第8回長崎臨床検査Reversed-CPC(R-CPC)研究会

 3月25日(土)に、長崎大学医学部良順会館で第8回長崎臨床検査Reversed-CPC(R-CPC)研究会を開催しました。

 R-CPCの1症例目の担当は長崎大学病院の碇技師で、粟粒結核の症例でした。血液検査データは非特異的で他の疾患との鑑別が難しく、大変有意義なディスカッションができました。また、2症例目は長崎大学病院の森技師が担当で、溶血性尿毒症症候群の症例でした。こちらも様々な観点から意見が出ており、追加検査などの結果から多くの班が答えまでたどり着いていました。どちらの症例も、積極的な話し合いが行われており、とても有意義な会になったと思います。

 特別講演は、産業医科大学病院臨床検査・輸血部教授 竹内 正明先生をお招きし、「心エコーの精度管理の現状と将来」というタイトルでお話をしていただきました。

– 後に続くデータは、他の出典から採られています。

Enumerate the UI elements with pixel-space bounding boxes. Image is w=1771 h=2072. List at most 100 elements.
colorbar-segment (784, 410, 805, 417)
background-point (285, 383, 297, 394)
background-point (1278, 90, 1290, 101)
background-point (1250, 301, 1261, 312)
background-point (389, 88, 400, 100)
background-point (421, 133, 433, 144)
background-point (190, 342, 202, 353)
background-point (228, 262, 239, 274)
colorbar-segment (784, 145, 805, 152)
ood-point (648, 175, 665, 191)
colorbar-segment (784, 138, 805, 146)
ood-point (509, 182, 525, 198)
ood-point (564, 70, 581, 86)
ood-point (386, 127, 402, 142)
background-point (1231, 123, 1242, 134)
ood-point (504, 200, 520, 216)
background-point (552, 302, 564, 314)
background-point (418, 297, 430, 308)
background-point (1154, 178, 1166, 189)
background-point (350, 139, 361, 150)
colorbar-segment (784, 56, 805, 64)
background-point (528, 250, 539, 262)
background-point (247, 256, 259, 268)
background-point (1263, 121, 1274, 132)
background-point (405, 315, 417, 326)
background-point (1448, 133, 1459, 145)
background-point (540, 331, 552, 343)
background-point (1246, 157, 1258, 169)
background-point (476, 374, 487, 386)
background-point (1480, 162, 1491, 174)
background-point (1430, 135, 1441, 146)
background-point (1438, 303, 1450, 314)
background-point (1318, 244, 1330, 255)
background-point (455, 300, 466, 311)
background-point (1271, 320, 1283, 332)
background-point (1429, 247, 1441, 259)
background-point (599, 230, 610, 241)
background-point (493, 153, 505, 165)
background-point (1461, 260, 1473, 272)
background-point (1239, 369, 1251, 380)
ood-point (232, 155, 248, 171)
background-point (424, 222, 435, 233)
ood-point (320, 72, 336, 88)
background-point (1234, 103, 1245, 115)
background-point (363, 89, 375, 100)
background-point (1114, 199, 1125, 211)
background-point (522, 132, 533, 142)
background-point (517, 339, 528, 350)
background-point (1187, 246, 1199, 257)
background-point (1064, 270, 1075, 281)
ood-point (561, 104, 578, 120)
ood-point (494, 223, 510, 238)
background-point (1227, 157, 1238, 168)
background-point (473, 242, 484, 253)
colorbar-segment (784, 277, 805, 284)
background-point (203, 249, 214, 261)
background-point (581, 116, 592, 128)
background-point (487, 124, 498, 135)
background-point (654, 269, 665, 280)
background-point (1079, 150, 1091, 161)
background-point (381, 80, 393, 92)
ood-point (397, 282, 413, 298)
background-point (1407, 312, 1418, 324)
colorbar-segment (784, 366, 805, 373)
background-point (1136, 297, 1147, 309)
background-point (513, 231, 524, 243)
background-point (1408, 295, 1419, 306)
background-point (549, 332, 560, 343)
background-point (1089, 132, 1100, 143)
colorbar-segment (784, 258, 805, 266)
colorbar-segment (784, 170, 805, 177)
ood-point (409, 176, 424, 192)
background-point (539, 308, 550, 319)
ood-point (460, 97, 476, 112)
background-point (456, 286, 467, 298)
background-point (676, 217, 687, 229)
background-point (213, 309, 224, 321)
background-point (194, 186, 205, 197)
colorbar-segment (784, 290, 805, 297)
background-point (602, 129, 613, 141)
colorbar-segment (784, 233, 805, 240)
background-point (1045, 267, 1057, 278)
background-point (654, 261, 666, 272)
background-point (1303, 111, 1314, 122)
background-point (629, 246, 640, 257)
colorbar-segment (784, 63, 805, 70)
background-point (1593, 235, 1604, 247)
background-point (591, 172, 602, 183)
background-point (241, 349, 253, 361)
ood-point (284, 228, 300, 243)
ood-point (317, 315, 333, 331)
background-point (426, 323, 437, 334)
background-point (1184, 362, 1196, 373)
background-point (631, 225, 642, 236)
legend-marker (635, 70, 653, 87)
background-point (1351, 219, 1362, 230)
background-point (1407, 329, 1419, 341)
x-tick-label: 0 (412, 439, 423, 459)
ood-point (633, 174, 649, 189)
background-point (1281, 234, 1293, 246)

 次回開催については、詳細が決まりましたら検査部のホームページやFacebookでお知らせいたしますので、是非ご参加ください。
 初めての方や研修医・学生も大歓迎です。参加の連絡は不要ですので、お気軽にお越しください。

これまでのR-CPCの報告は→リンク



2017年3月28日火曜日

血液培養検査推進キャンペーン・環境感染誌(原著論文)

塚本千絵、小佐井康介、志岐直美、寺坂陽子、今村政信、賀来敬仁、田代将人、塚本美鈴、栗原慎太郎、泉川公一、迎寛、栁原克紀. 当院における血液培養検査推進キャンペーンとその効果. 環境感染誌. 31 (4): 241-246, 2016


 当検査部の生理機能検査室所属の塚本技師がICT活動を行っていたときの検討が、日本環境感染学会の学会誌である日本環境感染学会誌に原著論文として掲載されています。

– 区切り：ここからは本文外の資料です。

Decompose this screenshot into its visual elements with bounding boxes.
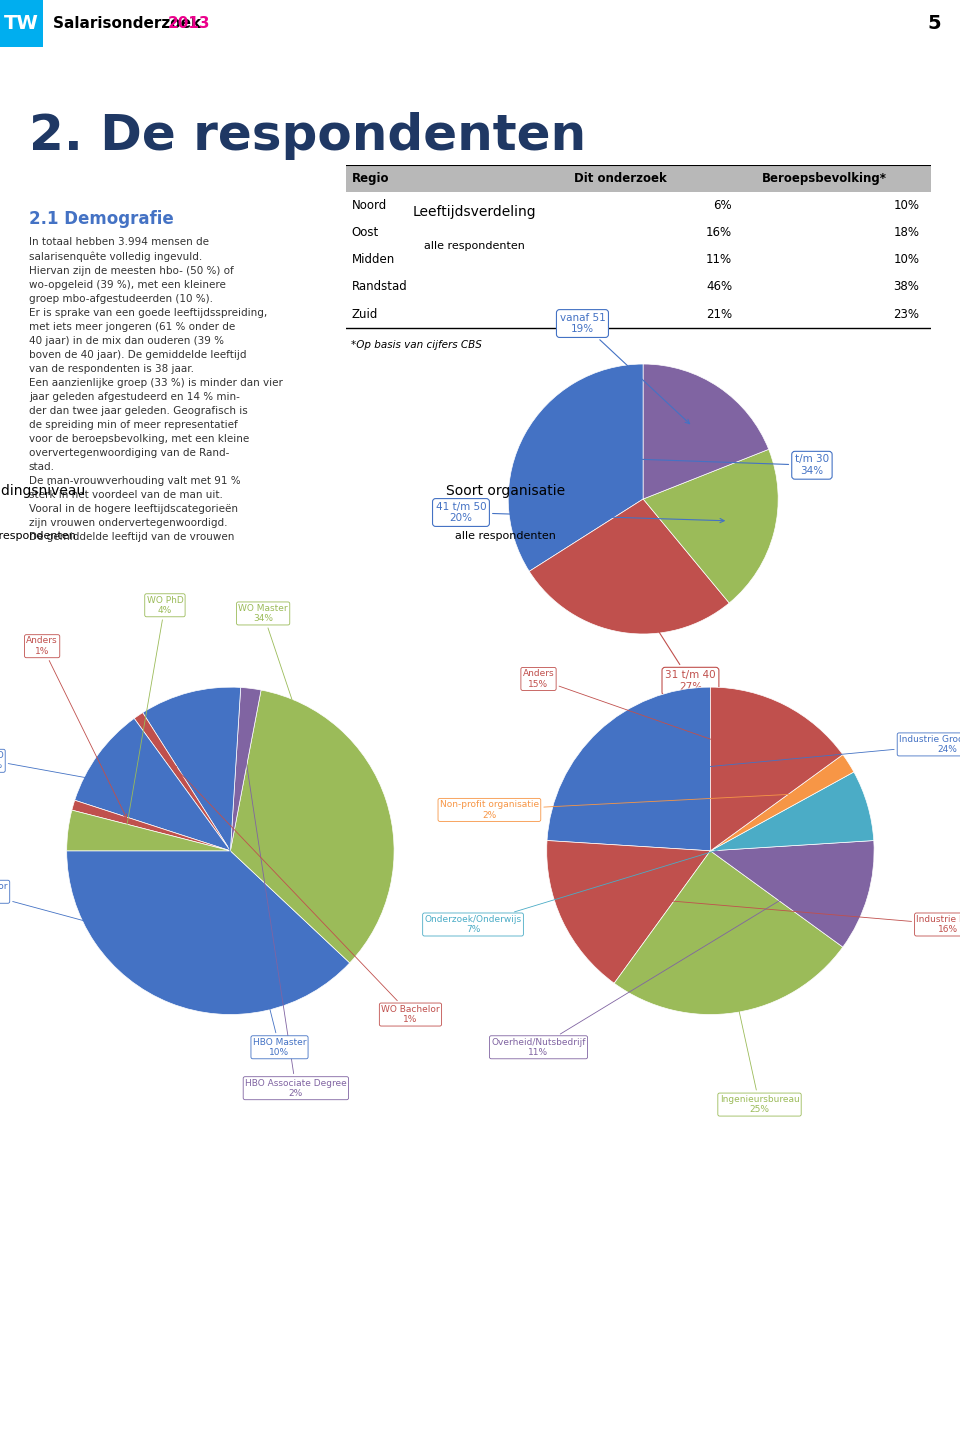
Wedge shape <box>230 691 395 964</box>
Wedge shape <box>643 449 779 603</box>
Text: 10%: 10% <box>894 253 920 267</box>
Wedge shape <box>547 686 710 850</box>
Text: Industrie MKB
16%: Industrie MKB 16% <box>618 895 960 935</box>
Text: Onderzoek/Onderwijs
7%: Onderzoek/Onderwijs 7% <box>424 821 809 935</box>
Wedge shape <box>72 800 230 850</box>
Text: Oost: Oost <box>351 227 378 240</box>
Text: alle respondenten: alle respondenten <box>0 531 76 541</box>
Text: Midden: Midden <box>351 253 395 267</box>
Text: 38%: 38% <box>894 280 920 293</box>
Wedge shape <box>134 712 230 850</box>
Text: Leeftijdsverdeling: Leeftijdsverdeling <box>413 205 537 220</box>
Text: 23%: 23% <box>894 307 920 320</box>
Text: Opleidingsniveau: Opleidingsniveau <box>0 484 85 498</box>
Text: Regio: Regio <box>351 172 389 185</box>
Wedge shape <box>529 500 730 633</box>
Text: Noord: Noord <box>351 200 387 213</box>
Text: In totaal hebben 3.994 mensen de
salarisenquête volledig ingevuld.
Hiervan zijn : In totaal hebben 3.994 mensen de salaris… <box>29 237 282 541</box>
Text: 31 t/m 40
27%: 31 t/m 40 27% <box>632 589 716 692</box>
Text: MBO
10%: MBO 10% <box>0 751 141 788</box>
Text: Industrie Grootbedrijf
24%: Industrie Grootbedrijf 24% <box>641 735 960 774</box>
Text: 2013: 2013 <box>168 16 210 32</box>
Text: 2.1 Demografie: 2.1 Demografie <box>29 210 174 228</box>
Text: Non-profit organisatie
2%: Non-profit organisatie 2% <box>440 793 797 820</box>
Text: WO Bachelor
1%: WO Bachelor 1% <box>173 765 440 1024</box>
Text: 21%: 21% <box>706 307 732 320</box>
Wedge shape <box>614 850 843 1014</box>
Bar <box>346 165 931 192</box>
Wedge shape <box>230 688 261 850</box>
Wedge shape <box>710 754 853 850</box>
Wedge shape <box>508 365 643 572</box>
Text: 41 t/m 50
20%: 41 t/m 50 20% <box>436 501 724 523</box>
Text: alle respondenten: alle respondenten <box>424 241 525 251</box>
Text: HBO Associate Degree
2%: HBO Associate Degree 2% <box>243 750 347 1099</box>
Text: 46%: 46% <box>706 280 732 293</box>
Text: 6%: 6% <box>713 200 732 213</box>
Wedge shape <box>143 688 241 850</box>
Wedge shape <box>66 850 349 1014</box>
Text: HBO Master
10%: HBO Master 10% <box>204 751 306 1057</box>
Text: vanaf 51
19%: vanaf 51 19% <box>560 313 689 424</box>
Text: WO Master
34%: WO Master 34% <box>238 603 331 814</box>
Wedge shape <box>66 810 230 852</box>
Text: alle respondenten: alle respondenten <box>455 531 556 541</box>
Text: 11%: 11% <box>706 253 732 267</box>
Text: 5: 5 <box>927 14 941 33</box>
Text: TW: TW <box>4 14 38 33</box>
Text: Dit onderzoek: Dit onderzoek <box>574 172 667 185</box>
Text: t/m 30
34%: t/m 30 34% <box>570 454 829 477</box>
Text: Salarisonderzoek: Salarisonderzoek <box>53 16 206 32</box>
Text: Zuid: Zuid <box>351 307 378 320</box>
Wedge shape <box>710 773 874 850</box>
Bar <box>0 0 43 47</box>
Text: Beroepsbevolking*: Beroepsbevolking* <box>761 172 886 185</box>
Text: WO PhD
4%: WO PhD 4% <box>124 596 183 834</box>
Wedge shape <box>75 718 230 850</box>
Text: 16%: 16% <box>706 227 732 240</box>
Text: Overheid/Nutsbedrijf
11%: Overheid/Nutsbedrijf 11% <box>492 883 809 1057</box>
Text: Soort organisatie: Soort organisatie <box>446 484 565 498</box>
Text: *Op basis van cijfers CBS: *Op basis van cijfers CBS <box>351 340 482 350</box>
Wedge shape <box>710 686 843 850</box>
Wedge shape <box>710 840 875 948</box>
Text: Randstad: Randstad <box>351 280 407 293</box>
Text: 18%: 18% <box>894 227 920 240</box>
Text: Anders
1%: Anders 1% <box>26 636 127 819</box>
Wedge shape <box>643 365 769 500</box>
Text: 2. De respondenten: 2. De respondenten <box>29 112 586 161</box>
Text: 10%: 10% <box>894 200 920 213</box>
Wedge shape <box>546 840 710 984</box>
Text: Ingenieursbureau
25%: Ingenieursbureau 25% <box>720 959 800 1114</box>
Text: HBO Bachelor
38%: HBO Bachelor 38% <box>0 882 187 949</box>
Text: Anders
15%: Anders 15% <box>522 669 756 755</box>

 本検討では、当院で行った「適切な血液培養検査の推進キャンペーン」とその効果について評価をしました。キャンペンの結果、2009年と2014年を比較すると、血液培養の提出セット数は3,168から4,920に増加し、複数セット採取率は、入院/外来の30.6%/43.0%から73.3%/85.7%まで増加しました。一方でコンタミネーション率は3.5%から2%後半まで低下しています。
 本検討から、複数の推進活動を組み合わせて継続的に実施することで、現場の医療従事者に適切な血液培養検査の考え方が浸透することがわかりました。なお、セット数および複数セット採取率は、2015年以降も増加しています。